Brasília (DF) - Com ajuda de amigos e os muy amigos do Congresso, Jair Bolsonaro foi chamado para bater um pênalti sem goleiro após a aprovação do fundo eleitoral bilionário para 2022. Acuado por escândalos na negociação de vacinas, áudios sobre rachadinhas e investigações sobre aliados em suposta venda ilegal de madeiras, o presidente tem na mão a faca, o queijo e a manteiga para correr nas redes e dizer que evitou um assalto aos cofres públicos ao vetar, como promete vetar, os R$ 5,7 bilhões para os partidos fazerem campanhas como quiserem no ano que vem. O valor aprovado pelo Congresso, com a ajuda de aliados como Carla Zambelli (PSL-SP) e seu filho Eduardo Bolsonaro (PSL-SP), é quase o triplo do que as legendas receberam em 2020. Legendas como PCdoB, PT, PSOL e Novo votaram contra o orçamento marombado, mas no fim das contas é o presidente quem poderá levar à plateia a peça retalhada em sacrifício. “É uma cifra enorme que, no meu entender, está sendo desperdiçada, caso ela seja sancionada. Posso adiantar para você que não será sancionada”, disse o presidente em entrevista à TV Brasil. Ele chegou a falar em “respeito ao trabalhador, ao contribuinte brasileiro”. O discurso é música para os ouvidos de quem, em 2018, escolheu para presidente um holograma que fez da concorrência à margem do establishment um poderosa peça de propaganda política. A conversa não levava em conta robôs, disparos e confusões fabricadas em gabinetes de todo tipo, supostamente com ajuda de apoiadores privados, mas ao menos na época a postura colou. Bolsonaro era o franco atirador que combatia com paus, pedras e memes a artilharia dos partidos poderosos e endinheirados. Três anos depois, o PSL, partido pelo qual se elegeu e que se tornou uma das maiores bancadas na Câmara, votou em peso pela aprovação do fundo bilionário. O projeto segue agora para sanção do presidente não com um bode, mas com uma chibarrada na sala.

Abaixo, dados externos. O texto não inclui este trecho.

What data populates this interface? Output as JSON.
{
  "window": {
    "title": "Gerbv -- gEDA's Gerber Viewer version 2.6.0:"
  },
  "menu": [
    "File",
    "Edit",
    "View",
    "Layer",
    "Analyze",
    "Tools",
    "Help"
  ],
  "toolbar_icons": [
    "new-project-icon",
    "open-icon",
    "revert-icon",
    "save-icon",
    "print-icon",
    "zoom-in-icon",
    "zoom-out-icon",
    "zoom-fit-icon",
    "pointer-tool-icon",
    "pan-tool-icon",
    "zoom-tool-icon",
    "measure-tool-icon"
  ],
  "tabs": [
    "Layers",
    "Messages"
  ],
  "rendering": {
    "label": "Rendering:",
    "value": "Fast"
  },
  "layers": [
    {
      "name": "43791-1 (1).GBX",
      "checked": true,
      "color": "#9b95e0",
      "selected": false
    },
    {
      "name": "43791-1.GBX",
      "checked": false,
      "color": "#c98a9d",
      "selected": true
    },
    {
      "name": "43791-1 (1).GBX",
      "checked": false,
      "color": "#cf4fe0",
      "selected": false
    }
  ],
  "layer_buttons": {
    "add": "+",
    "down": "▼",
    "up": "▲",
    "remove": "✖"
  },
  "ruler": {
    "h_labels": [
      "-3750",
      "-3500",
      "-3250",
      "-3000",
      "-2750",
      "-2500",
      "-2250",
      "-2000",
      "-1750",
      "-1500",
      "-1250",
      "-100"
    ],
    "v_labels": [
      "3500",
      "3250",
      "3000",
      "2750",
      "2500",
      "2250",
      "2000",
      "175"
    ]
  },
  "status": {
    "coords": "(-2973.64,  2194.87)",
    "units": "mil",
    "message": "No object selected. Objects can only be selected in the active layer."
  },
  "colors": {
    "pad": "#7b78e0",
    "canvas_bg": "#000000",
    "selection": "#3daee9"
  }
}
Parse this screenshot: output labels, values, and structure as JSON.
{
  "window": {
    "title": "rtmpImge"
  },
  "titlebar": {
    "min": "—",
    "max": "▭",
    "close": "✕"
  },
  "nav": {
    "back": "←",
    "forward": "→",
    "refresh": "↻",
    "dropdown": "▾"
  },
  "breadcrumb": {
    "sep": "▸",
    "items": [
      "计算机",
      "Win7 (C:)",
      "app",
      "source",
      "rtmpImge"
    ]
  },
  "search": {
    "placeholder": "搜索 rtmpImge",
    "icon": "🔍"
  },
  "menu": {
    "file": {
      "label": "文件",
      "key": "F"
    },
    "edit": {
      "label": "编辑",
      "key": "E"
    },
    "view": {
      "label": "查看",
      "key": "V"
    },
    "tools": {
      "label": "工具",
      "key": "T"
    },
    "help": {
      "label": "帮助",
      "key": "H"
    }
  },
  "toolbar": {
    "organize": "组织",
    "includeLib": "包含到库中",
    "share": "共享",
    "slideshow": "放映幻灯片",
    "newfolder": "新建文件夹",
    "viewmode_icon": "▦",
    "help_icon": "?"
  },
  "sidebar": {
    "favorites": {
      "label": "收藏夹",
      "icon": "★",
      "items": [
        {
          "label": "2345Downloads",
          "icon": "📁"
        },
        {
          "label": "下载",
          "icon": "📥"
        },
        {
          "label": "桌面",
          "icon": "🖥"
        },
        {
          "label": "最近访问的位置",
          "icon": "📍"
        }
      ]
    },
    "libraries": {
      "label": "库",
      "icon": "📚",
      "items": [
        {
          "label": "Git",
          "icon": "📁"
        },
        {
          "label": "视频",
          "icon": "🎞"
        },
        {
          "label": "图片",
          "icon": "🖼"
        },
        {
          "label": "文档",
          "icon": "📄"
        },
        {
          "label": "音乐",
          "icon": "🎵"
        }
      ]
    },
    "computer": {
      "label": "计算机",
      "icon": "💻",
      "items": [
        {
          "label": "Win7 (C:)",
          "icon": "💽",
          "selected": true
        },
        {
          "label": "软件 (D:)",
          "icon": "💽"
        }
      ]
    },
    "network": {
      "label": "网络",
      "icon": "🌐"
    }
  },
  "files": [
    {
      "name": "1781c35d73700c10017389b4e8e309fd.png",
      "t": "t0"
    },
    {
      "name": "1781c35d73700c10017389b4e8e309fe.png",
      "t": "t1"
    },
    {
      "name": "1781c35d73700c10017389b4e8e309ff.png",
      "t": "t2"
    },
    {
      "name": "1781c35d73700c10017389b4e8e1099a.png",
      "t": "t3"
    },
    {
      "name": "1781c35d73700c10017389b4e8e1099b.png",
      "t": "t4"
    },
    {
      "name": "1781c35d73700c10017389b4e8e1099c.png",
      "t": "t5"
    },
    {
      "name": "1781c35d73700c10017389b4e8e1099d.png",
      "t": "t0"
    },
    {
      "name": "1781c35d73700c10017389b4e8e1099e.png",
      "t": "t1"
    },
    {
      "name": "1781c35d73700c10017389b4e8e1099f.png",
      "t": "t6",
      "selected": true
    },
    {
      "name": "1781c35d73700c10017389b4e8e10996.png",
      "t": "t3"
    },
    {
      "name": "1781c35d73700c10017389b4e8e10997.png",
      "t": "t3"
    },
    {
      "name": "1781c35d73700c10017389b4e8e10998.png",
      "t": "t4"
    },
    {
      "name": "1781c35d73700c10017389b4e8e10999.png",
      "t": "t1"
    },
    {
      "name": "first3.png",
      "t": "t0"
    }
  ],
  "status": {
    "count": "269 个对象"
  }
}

Diante dela Bolsonaro pode:
-aceitar a conta e dizer que, como ela veio do Congresso, não tinha nada a fazer a não ser respeitar a contragosto a votação. Posaria assim de democrata, se eximiria da responsabilidade e ganharia a amizade sincera e desinteressada do centrão por pelo menos mais um ano;
-vetar a proposta na íntegra e correr para a galera como o líder da nação que não dá dinheiro para politicagem, e sim para obras e estradas (a citação, na mesma entrevista, a Tarcísio de Freitas, seu ministro da Infraestrutura, não é à toa);
-tirar parte dos bodes da sala, vetando o orçamento em parte, para não ficar mal nem com a base de apoio nem com o eleitor fiel, que nas conversas do zap poderia falar da parcela que deixou de ser gasta e não do gasto em si.
Em tempo: um orçamento de R$ 4 bilhões hoje já seria um alívio para quem já vive com a carteira à míngua, mas ainda assim representa o dobro do dinheiro recebido pelas siglas há dois anos. Em anos recentes, não teve, ou está para ser revelado, um escândalo político que não tenha passado pela relação confusa entre candidatos e empresas doadoras de campanha. A limitação do financiamento privado para incursões públicas é um avanço. O financiamento público de campanha era parte da solução. Não precisava virar festa. Uma festa que gerou revoltas legítimas e outras nem tanto —basta ver a cena protagonizada por uma parlamentar que praguejou contra a proposta em público mas votou sim nos escaninhos do Congresso. O veto de Bolsonaro, se confirmado, ajudaria o presidente a reconquistar parte dos eleitores perdidos e reposicioná-lo em um campo que tem perdido de lavada. Para sua plateia, ele poderá ao menos fingir que se preocupa com a gestão e o bom uso do dinheiro público.